Mais derrière cette euphorie, les autorités provinciales appellent à une extrême vigilance. Le gouverneur du Sud-Kivu, Jean-Jacques Purusi, met en garde contre un scénario de déstabilisation préparé par les rebelles avant leur départ. « En se retirant, selon les renseignements, ils auraient laissé des personnes, des militaires habillés en tenue civile, mais armés dans la ville d’Uvira pour organiser le chaos, les pillages et l’intimidation des minorités, notamment des populations banyamulenge qui ne voulaient pas partir avec eux », a déclaré le gouverneur. « Dans ces conditions, le chaos est tout à fait prévisible. »
Des scènes de pillage qui ont commencé hier avec les rebelles ce sont poursuivis aujourd’hui. Des pillages de biens publics et privés ont déjà été signalés dans plusieurs quartiers. Selon des sources locales, ces actes seraient l’œuvre de complices laissés sur place par le M23 pour semer le désordre et ternir l’image du retour à l’ordre.

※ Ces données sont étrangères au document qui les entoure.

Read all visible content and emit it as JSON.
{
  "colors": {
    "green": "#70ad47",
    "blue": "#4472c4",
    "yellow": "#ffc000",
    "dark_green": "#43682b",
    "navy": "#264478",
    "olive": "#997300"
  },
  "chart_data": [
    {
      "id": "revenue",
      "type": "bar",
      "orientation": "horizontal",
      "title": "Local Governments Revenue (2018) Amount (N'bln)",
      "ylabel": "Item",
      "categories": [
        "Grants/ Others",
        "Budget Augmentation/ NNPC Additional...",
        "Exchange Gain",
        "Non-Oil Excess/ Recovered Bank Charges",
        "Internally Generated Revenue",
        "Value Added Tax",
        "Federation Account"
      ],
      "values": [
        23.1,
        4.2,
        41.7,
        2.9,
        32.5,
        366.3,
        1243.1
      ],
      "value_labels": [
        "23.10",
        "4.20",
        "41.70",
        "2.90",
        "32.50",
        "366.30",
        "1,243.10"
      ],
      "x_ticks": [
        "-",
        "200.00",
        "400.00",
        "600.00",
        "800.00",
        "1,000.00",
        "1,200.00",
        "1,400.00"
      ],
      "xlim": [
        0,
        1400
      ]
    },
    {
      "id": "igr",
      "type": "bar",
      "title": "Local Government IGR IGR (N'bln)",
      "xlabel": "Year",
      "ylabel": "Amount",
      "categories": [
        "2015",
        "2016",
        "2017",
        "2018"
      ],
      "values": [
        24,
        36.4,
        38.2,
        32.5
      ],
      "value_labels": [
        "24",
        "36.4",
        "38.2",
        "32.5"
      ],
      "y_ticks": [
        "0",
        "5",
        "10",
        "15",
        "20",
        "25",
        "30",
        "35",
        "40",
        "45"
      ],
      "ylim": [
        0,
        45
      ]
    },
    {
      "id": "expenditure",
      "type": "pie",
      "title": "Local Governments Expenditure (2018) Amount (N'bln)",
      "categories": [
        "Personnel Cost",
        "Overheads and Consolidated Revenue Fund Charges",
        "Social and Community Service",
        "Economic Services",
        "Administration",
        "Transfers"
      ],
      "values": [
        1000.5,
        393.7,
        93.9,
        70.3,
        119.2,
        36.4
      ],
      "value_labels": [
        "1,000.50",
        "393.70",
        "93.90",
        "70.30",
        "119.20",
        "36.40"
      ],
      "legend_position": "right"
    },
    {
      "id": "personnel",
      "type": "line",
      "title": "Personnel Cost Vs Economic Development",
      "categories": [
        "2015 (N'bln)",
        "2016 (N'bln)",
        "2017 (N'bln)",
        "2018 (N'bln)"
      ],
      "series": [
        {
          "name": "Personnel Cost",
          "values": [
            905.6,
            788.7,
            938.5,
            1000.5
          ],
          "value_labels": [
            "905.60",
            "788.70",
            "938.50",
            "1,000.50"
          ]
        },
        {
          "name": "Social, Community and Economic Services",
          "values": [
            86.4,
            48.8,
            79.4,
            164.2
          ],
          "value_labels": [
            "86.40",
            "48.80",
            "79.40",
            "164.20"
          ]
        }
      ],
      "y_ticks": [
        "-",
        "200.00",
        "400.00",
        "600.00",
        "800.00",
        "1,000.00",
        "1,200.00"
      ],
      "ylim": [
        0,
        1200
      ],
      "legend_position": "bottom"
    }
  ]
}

Jean-Jacques Purusi révèle également que les rebelles ne se seraient pas éloignés.
« Ils se seraient retirés aux abords d’Uvira, sur les hauteurs, notamment à Kagongo, Katongo, Makobola 1 et 2, avec l’idée de braquer leurs armes sur la ville pour pouvoir la réoccuper à tout moment », avertit-il.
Plusieurs sources dans la ville confirment des risques d’infiltrations et de provocations destinées à justifier un retour du M23. Face à cette menace, les responsables des communautés locales appellent à la retenue et à la cohésion. Ils exhortent la population à ne pas céder aux manœuvres visant à « fissurer l’unité entre les communautés » et à consolider la cohabitation pacifique.